Fully automatic semantic MT evaluation

  • Authors:
  • Chi-kiu Lo;Anand Karthik Tumuluru;Dekai Wu

  • Affiliations:
  • Hong Kong University of Science and Technology;Hong Kong University of Science and Technology;Hong Kong University of Science and Technology

  • Venue:
  • WMT '12 Proceedings of the Seventh Workshop on Statistical Machine Translation
  • Year:
  • 2012

Quantified Score

Hi-index 0.00

Visualization

Abstract

We introduce the first fully automatic, fully semantic frame based MT evaluation metric, MEANT, that outperforms all other commonly used automatic metrics in correlating with human judgment on translation adequacy. Recent work on HMEANT, which is a human metric, indicates that machine translation can be better evaluated via semantic frames than other evaluation paradigms, requiring only minimal effort from monolingual humans to annotate and align semantic frames in the reference and machine translations. We propose a surprisingly effective Occam's razor automation of HMEANT that combines standard shallow semantic parsing with a simple maximum weighted bipartite matching algorithm for aligning semantic frames.
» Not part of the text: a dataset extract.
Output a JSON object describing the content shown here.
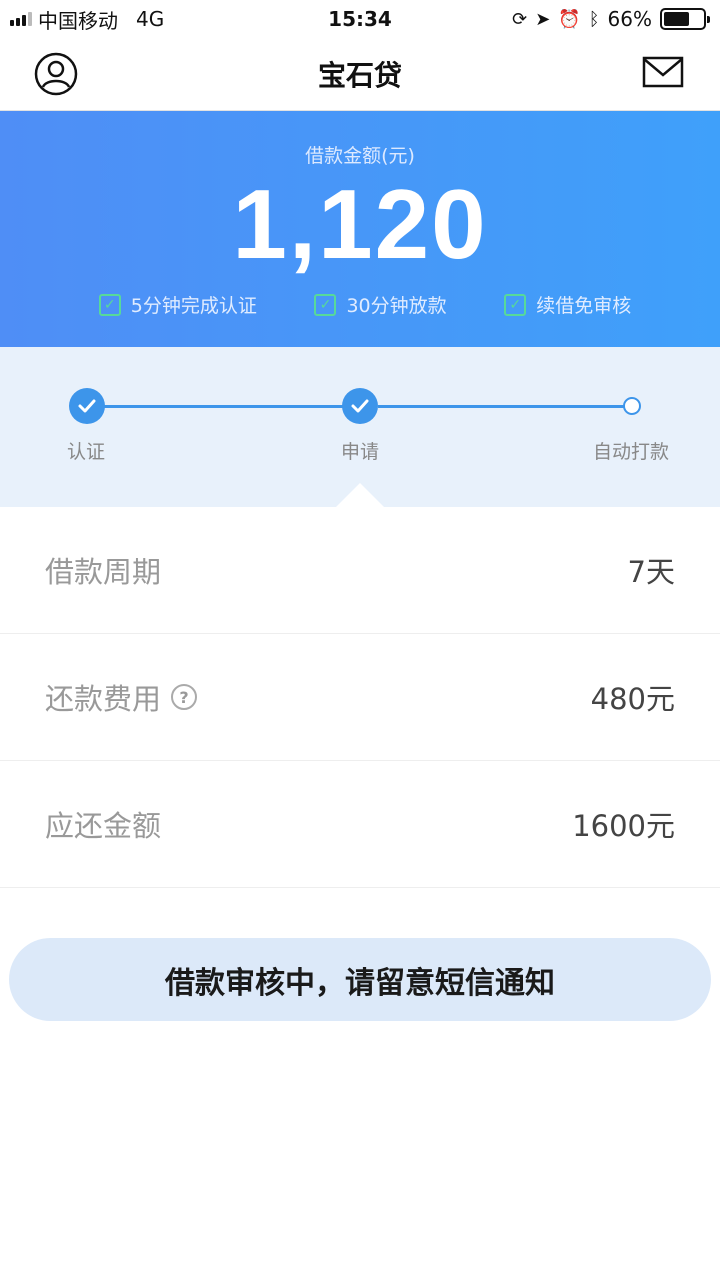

The matching criterion is based on lexical similarity scoring of the semantic role fillers through a simple context vector model which can readily be trained using any publicly available large monolingual corpus. Sentence level correlation analysis, following standard NIST MetricsMATR protocol, shows that this fully automated version of HMEANT achieves significantly higher Kendall correlation with human adequacy judgments than BLEU, NIST, METEOR, PER, CDER, WER, or TER. Furthermore, we demonstrate that performing the semantic frame alignment automatically actually tends to be just as good as performing it manually. Despite its high performance, fully automated MEANT is still able to preserve HMEANT's virtues of simplicity, representational transparency, and inexpensiveness.